50歳以上の年齢層は、どちらかというと中古物件を探すことが多くなります。
私から建売物件を購入してくださった過去のお客様の内、最高齢だったのは72歳のご夫婦でしたが、これは非常にレアなケースのはずです。
つまり、年齢層での分類は、中年層と、若い世代ということです。
私は、30歳以下を若い世代の目安としていました。
中年層が相手の場合、注意するのは顧客の性格的な面だけです。
いわゆる相性というやつで、自分に合うタイプかどうかを判断して対応するだけです。
自分に似たタイプの方が、考えている事もわかりやすいものですので、顧客との相性は契約率への影響が大きい部分です。
若い世代の注意点
若い世代の場合、考えておくべき対応は「ご両親による物件見学」です。
若い夫婦が住宅購入をする場合、買いたいと思うタイミングで親に報告することが多いです。
すると、契約直前に両親が出てきて、「もう少し考えてからにしなさい」等と言い始め、契約が流れてしまう事があります。
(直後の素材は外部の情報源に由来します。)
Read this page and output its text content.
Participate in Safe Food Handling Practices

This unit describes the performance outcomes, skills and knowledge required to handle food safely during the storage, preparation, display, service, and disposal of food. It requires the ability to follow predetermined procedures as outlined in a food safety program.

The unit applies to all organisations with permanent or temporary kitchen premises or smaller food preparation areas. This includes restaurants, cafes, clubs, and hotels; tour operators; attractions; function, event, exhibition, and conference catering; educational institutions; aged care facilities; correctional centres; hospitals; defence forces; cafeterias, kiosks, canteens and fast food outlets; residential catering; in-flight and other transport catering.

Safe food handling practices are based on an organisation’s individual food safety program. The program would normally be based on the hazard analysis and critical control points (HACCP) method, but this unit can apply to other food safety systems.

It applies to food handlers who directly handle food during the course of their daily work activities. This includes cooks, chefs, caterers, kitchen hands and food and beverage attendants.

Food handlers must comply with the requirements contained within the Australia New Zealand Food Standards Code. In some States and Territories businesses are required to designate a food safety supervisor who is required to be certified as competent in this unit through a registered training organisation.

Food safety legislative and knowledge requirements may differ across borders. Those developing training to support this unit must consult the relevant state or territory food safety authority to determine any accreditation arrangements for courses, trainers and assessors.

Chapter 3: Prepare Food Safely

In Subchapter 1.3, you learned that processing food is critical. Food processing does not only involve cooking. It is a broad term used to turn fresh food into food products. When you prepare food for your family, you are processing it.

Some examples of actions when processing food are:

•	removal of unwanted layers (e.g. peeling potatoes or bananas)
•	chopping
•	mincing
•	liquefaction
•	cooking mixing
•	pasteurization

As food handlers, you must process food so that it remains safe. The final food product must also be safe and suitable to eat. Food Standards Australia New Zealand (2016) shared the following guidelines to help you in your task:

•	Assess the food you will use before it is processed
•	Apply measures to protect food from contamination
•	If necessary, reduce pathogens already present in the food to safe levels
子供達は、たくさんの物件を見学し、十分に考えた結果なのですが、親はその感覚についていけないわけです。
突然、子供たちが大きな買い物をすると知り、心配になってきます。
そして、「とりあえず止めさせておこう」という選択をするのです。
ですから、不動産営業は、この動きを前もって促しておく必要があります。
若い世代を契約に導くために、「両親の承諾を得る」という工程は、必ず契約ストーリーの中に入れておくべきです。
あなたがしっかりと対応しておくことで、根拠のない不安で買えなくなる事態を防ぐことが出来るのです。
まとめ
最後に、もう一度タイプ別の特徴を、簡単にまとめておきましょう。
Aタイプは、細かい事より営業の人柄と行動力で契約になりやすいです。
気さくな人も多く、やりやすい顧客が多いはずです。
Bタイプは、少し知識が求められることも出てきます。
特に、住宅ローン金利への関心が強くなる等、より的確なアドバイスが必要です。
Cタイプは、主に都心部の話です。
全体の数としても少ないので、あまり気にしなくても良いかもしれません。
特に、高額帯の顧客と出会った時には、思い出して対応してみてください。
高額帯の顧客の場合、いつもと同じ方法では契約には至らない事が多くなります。
自分の得意なレンジと、契約までのストーリーを描いて対応しましょう。